The Public Utilities Regulatory Commission (PURC) has announced the tariff review for the 2022-2025 year period following extensive stakeholder consultations. According to the PURC, the new water tariff kickstarts 1st September, 2022.
In a statement on Monday, August 15, 2022, PURC announced a 27.15% increment in electricity tariff for residential consumers.
The 27.15% increment in electricity tariffs for residential consumers translates into a monthly electricity tariff of GHS 10.73 pesewas, some GHS 3 increment when compared to the previous GHS 7.45 pesewas electricity tariff. In the case of residential lifeline consumers, the PURC maintained electricity tariff at GHS 2.13 pesewas per month. Same was done to non-residential consumers, particularly SMEs (hairdressers, barbering shops, tailoring and dress making shops, mechanics, welding etc) as the PURC maintained electricity tariff paid by these businesses at GHS 12.42 pesewas per month. For special load tariff consumers however, electricity tariff was increased from GHS 49.71 pesewas per month to GHS 500 per month indicating a 920 percentage points increment in electricity tariff.
Explaining its decision to adjust upwards electricity tariffs of residential consumers as opposed to that of non-residential consumers or businesses, the PURC noted that the move is to help in the creation and preservation of jobs and livelihoods as the existing tariff structure imposes punitive tariffs on businesses.

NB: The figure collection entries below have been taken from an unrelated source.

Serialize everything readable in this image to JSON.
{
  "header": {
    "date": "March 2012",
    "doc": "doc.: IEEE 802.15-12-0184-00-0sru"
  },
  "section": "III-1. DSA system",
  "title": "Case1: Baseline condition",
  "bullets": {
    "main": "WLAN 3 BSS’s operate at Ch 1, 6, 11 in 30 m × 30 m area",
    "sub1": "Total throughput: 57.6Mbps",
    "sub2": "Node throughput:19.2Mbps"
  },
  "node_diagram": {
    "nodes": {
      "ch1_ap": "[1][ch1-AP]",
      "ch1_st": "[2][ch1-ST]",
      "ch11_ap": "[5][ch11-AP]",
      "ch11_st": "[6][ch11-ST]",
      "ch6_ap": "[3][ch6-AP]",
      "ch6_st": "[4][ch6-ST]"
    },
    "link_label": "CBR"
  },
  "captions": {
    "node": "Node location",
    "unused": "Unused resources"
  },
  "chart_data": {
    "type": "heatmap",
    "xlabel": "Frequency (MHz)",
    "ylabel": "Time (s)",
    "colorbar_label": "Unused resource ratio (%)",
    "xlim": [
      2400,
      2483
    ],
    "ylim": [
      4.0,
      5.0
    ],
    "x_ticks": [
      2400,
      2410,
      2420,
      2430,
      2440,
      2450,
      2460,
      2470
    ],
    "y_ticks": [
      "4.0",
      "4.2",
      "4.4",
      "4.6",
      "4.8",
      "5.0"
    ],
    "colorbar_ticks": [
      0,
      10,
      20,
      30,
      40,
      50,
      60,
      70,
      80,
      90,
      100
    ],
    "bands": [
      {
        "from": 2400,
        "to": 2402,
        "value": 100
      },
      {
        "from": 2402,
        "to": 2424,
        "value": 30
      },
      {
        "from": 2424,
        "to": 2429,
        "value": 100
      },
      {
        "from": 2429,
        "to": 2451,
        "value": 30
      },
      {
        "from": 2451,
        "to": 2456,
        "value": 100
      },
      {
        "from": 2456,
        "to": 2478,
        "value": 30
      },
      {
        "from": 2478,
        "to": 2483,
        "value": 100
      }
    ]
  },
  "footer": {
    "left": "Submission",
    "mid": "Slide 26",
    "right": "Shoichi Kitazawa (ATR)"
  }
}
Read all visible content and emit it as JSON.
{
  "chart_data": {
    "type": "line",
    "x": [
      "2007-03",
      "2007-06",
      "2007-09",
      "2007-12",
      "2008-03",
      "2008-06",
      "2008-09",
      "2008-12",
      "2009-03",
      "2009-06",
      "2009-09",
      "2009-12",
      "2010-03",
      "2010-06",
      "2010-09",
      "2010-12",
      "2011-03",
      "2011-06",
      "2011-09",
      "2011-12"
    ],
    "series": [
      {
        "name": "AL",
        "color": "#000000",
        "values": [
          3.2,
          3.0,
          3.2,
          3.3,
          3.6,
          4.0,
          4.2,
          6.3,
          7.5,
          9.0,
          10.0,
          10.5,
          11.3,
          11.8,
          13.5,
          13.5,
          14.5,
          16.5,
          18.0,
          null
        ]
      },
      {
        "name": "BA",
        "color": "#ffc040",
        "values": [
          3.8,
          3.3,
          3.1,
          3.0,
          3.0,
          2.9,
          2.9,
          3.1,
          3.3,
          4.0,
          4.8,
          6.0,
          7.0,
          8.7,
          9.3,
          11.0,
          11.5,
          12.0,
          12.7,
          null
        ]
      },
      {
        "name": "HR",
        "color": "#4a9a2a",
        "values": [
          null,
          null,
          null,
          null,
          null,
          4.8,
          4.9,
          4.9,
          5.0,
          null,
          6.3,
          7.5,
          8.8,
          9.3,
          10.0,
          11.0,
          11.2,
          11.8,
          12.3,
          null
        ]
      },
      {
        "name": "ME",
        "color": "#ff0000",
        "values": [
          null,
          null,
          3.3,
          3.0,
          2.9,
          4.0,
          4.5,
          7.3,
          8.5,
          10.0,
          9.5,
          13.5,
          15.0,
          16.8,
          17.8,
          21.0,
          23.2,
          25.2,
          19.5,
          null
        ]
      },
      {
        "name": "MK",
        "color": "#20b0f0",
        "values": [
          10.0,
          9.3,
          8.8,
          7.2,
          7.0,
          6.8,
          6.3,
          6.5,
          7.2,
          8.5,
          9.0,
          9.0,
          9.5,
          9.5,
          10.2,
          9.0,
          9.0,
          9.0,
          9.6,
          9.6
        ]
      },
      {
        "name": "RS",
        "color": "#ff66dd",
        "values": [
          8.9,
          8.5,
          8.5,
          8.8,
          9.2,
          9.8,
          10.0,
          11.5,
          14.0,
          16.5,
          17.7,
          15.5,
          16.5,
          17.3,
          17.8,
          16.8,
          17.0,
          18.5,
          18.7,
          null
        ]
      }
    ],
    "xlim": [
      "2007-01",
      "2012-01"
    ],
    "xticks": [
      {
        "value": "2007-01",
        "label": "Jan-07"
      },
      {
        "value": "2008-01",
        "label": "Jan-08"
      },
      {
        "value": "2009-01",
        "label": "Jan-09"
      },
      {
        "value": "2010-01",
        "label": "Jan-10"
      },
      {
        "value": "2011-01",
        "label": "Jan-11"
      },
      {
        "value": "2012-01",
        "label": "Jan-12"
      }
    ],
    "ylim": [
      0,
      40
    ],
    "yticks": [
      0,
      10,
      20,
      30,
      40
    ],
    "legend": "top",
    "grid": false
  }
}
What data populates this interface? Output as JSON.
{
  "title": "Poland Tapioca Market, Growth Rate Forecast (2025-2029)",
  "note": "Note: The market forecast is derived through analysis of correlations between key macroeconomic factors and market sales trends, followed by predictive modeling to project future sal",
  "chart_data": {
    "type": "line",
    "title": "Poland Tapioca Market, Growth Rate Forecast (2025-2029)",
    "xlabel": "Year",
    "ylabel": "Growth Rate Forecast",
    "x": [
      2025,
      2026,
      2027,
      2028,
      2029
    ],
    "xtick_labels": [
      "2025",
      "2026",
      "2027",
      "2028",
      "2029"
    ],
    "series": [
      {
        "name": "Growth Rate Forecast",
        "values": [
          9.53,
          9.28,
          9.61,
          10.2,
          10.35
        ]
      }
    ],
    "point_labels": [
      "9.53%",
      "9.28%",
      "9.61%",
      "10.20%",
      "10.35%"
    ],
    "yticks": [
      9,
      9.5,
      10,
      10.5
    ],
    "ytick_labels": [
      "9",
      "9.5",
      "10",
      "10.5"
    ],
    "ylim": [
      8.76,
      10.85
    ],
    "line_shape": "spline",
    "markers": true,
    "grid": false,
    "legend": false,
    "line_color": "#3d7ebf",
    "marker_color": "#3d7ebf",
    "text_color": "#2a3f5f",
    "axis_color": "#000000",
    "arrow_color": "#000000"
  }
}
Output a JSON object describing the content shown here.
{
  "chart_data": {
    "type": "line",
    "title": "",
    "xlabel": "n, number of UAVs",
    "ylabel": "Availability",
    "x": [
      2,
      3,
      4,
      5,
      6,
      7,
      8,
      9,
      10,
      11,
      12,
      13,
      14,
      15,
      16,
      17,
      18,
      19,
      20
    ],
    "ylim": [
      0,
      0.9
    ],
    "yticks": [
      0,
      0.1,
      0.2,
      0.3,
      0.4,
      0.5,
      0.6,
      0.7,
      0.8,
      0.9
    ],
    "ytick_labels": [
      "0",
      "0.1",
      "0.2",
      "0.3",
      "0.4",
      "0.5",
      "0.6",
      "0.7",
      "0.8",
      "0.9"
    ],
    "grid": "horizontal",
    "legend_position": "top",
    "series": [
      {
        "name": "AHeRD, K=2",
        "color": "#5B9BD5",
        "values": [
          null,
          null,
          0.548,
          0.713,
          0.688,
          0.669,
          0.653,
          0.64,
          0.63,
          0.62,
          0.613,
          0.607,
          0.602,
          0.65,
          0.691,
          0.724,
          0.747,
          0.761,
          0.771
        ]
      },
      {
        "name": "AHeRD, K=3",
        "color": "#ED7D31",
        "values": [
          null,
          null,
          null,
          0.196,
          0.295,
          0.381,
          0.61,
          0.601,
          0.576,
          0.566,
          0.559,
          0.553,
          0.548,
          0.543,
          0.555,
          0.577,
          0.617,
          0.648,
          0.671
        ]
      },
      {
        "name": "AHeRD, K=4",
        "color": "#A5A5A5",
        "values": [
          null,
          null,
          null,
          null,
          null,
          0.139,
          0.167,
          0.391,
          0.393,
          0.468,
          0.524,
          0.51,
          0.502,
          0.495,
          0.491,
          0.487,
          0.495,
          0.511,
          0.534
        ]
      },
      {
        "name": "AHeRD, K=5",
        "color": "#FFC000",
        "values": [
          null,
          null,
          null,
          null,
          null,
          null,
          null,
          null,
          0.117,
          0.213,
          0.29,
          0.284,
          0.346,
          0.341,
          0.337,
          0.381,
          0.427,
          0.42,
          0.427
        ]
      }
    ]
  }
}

“The Commission gave considerable thought to the role of small and medium scale enterprises in the country’s economic development, in particular, the creation and preservation of jobs and livelihoods. The existing tariff is structured in a manner that imposes punitive tariffs on non-residential and industrial consumers in order to subsidize residential consumers of electricity.
“This structure has contributed to loss of competitiveness of Ghanaian industry including small and medium size household enterprises. The implications for jobs and the general welfare of residential consumers is adverse and obvious.
“To address the challenge, for the first time, industry and small and medium scale business owners of Hairdressing and Beauty Parlours/Salons, Barbering Shops, Tailoring and Dress Making Shops, Welding, Mechanics, Cold stores, Chop bars, Vulcanising and Carpentry Workshops among others will now pay lower tariffs than the residential consumer class,” stated the PURC.
“This is to address the high electricity cost for industrial customers which has been repeatedly identified in the AGI Business Barometer as the key challenge affecting the competitiveness of Ghanaian industry in the global market place.
“The objective here is to support industry to expand and enhance its ability to generate decent employment. This tariff decision is a first step in a gradual process to invert the tariff structure over the next few years in support of the industrialisation programme of government,” the PURC added. The revised and announced electricity tariff for residential and non-residential consumers is contrary to the 148% and 113% tariff increment demanded by the ECG and NEDCo respectively.